Single by Anna

from the album Vera Baddie
- Released: 31 May 2024
- Genre: Dance pop
- Length: 2:22
- Label: EMI; Universal;
- Songwriters: Anna Pepe; Niccolò Pucciarmati; Marco Bressan;
- Producers: Young Miles; Toto Beats; Arty;

Anna singles chronology
| "BBE" (2024) | "30°C" (2024) | "Tonight" (2024) |

Music video
- "30°C" on YouTube

= 30°C =

"30°C" (Trenta gradi) is a song by Italian rapper Anna. It was produced by Young Miles, Arty and Toto Beats, and released by EMI and Universal on 31 May 2024 as the fourth single from the artist's debut studio album, Vera Baddie.

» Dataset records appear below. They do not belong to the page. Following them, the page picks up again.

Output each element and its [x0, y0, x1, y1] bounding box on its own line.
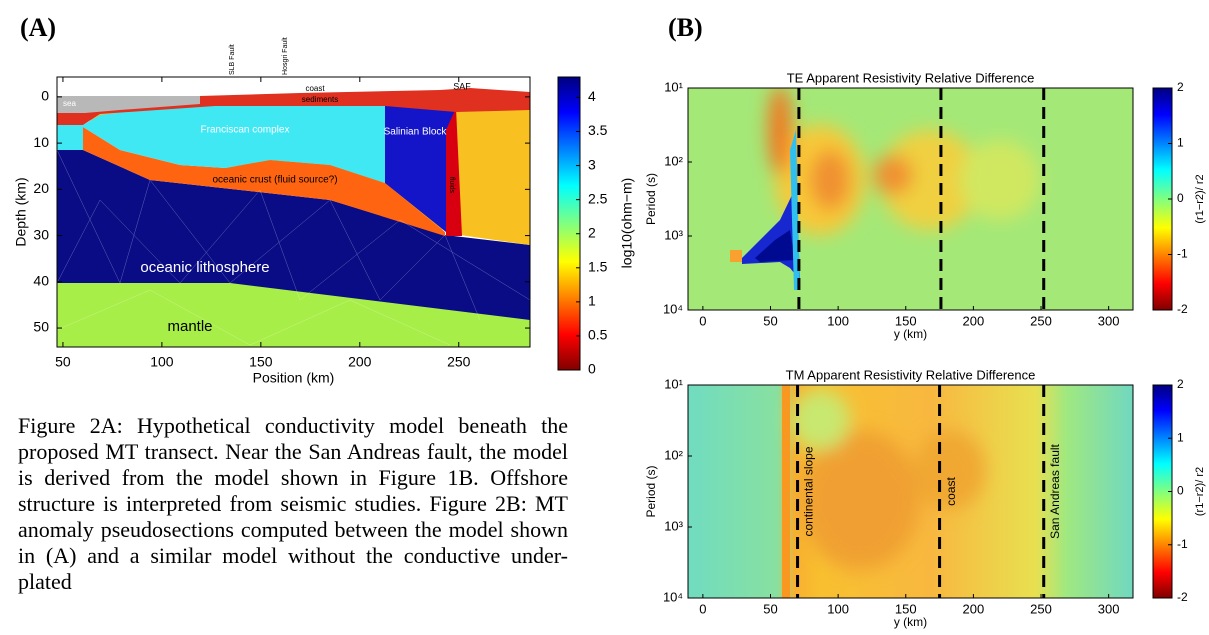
x-tick-label: 150 [249, 354, 273, 370]
y-axis-label: Period (s) [644, 173, 658, 225]
x-tick-label: 50 [763, 601, 777, 616]
plot-title: TM Apparent Resistivity Relative Differe… [786, 367, 1036, 382]
colorbar-tick-label: 4 [588, 88, 596, 104]
region-label: SAF [453, 81, 471, 91]
y-axis-label: Depth (km) [13, 177, 29, 246]
y-tick-label: 20 [33, 180, 49, 196]
colorbar-tick-label: 0 [1177, 484, 1184, 498]
x-axis-label: y (km) [894, 615, 927, 629]
x-tick-label: 0 [699, 601, 706, 616]
plot-frame [56, 76, 531, 348]
fault-label: SLB Fault [229, 44, 236, 75]
colorbar-tick-label: -2 [1177, 590, 1188, 604]
colorbar-tick-label: 2.5 [588, 190, 608, 206]
region-label: coast [305, 84, 325, 93]
x-tick-label: 250 [447, 354, 471, 370]
colorbar-tick-label: 0 [1177, 191, 1184, 205]
y-tick-label: 10⁴ [663, 589, 683, 604]
x-axis-label: Position (km) [253, 370, 335, 386]
conductivity-model [57, 77, 530, 347]
panel-label: (A) [20, 13, 56, 42]
boundary-label: continental slope [802, 446, 816, 536]
region-label: oceanic lithosphere [140, 259, 269, 276]
y-tick-label: 10¹ [664, 376, 683, 391]
colorbar-tick-label: 2 [1177, 377, 1184, 391]
region-label: sediments [302, 95, 338, 104]
boundary-label: San Andreas fault [1048, 443, 1062, 538]
plot-title: TE Apparent Resistivity Relative Differe… [787, 70, 1035, 85]
colorbar-label: (r1−r2)/ r2 [1194, 467, 1206, 516]
x-tick-label: 100 [827, 601, 849, 616]
boundary-label: coast [944, 476, 958, 505]
colorbar-tick-label: 2 [588, 224, 596, 240]
colorbar-tick-label: -2 [1177, 302, 1188, 316]
colorbar-tick-label: 0.5 [588, 327, 608, 343]
x-tick-label: 0 [699, 313, 706, 328]
te-pseudosection [688, 88, 1133, 310]
panel-label: (B) [668, 13, 703, 42]
y-tick-label: 40 [33, 273, 49, 289]
x-tick-label: 150 [895, 601, 917, 616]
plot-frame [687, 384, 1134, 599]
colorbar-tick-label: 1 [588, 293, 596, 309]
x-tick-label: 300 [1098, 313, 1120, 328]
y-tick-label: 10² [664, 153, 683, 168]
x-tick-label: 200 [963, 601, 985, 616]
x-tick-label: 100 [150, 354, 174, 370]
x-tick-label: 200 [348, 354, 372, 370]
tm-pseudosection [688, 385, 1133, 598]
y-tick-label: 0 [41, 88, 49, 104]
colorbar-tick-label: 2 [1177, 80, 1184, 94]
colorbar-tick-label: -1 [1177, 537, 1188, 551]
colorbar-tick-label: 1.5 [588, 258, 608, 274]
colorbar-tick-label: 1 [1177, 136, 1184, 150]
colorbar-tick-label: 0 [588, 361, 596, 377]
x-tick-label: 200 [963, 313, 985, 328]
region-label: Salinian Block [384, 127, 448, 138]
y-tick-label: 30 [33, 226, 49, 242]
x-tick-label: 250 [1030, 313, 1052, 328]
y-tick-label: 10¹ [664, 79, 683, 94]
y-tick-label: 10 [33, 134, 49, 150]
colorbar [557, 76, 581, 371]
colorbar-label: (r1−r2)/ r2 [1194, 174, 1206, 223]
x-tick-label: 50 [55, 354, 71, 370]
caption: Figure 2A: Hypothetical conductivity mod… [18, 413, 568, 594]
region-label: fluids [448, 177, 455, 194]
colorbar-label: log10(ohm−m) [619, 178, 635, 269]
x-axis-label: y (km) [894, 327, 927, 341]
x-tick-label: 150 [895, 313, 917, 328]
y-tick-label: 10⁴ [663, 301, 683, 316]
plot-frame [687, 87, 1134, 311]
region-label: sea [63, 99, 76, 108]
fault-label: Hosgri Fault [282, 37, 289, 75]
x-tick-label: 300 [1098, 601, 1120, 616]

The song peaked at number 1 on the Italian singles chart.

==Music video==
The music video for the song was directed by Amedeo Zancanella and released on YouTube on 14 June 2024.

==Charts==
===Weekly charts===

Weekly chart performance for "30°C"
| Chart (2024) | Peak position |
|---|---|
| Italy (FIMI) | 1 |
| Italy Airplay (EarOne) | 1 |

===Year-end charts===

Year-end chart performance for "30°C"
| Chart | Year | Position |
|---|---|---|
| Italy (FIMI) | 2024 | 9 |
| Italy (FIMI) | 2025 | 90 |

==Certifications==

| Region | Certification | Certified units/sales |
| Italy (FIMI) | 3× Platinum | 300,000^{‡} |
^{‡} Sales+streaming figures based on certification alone.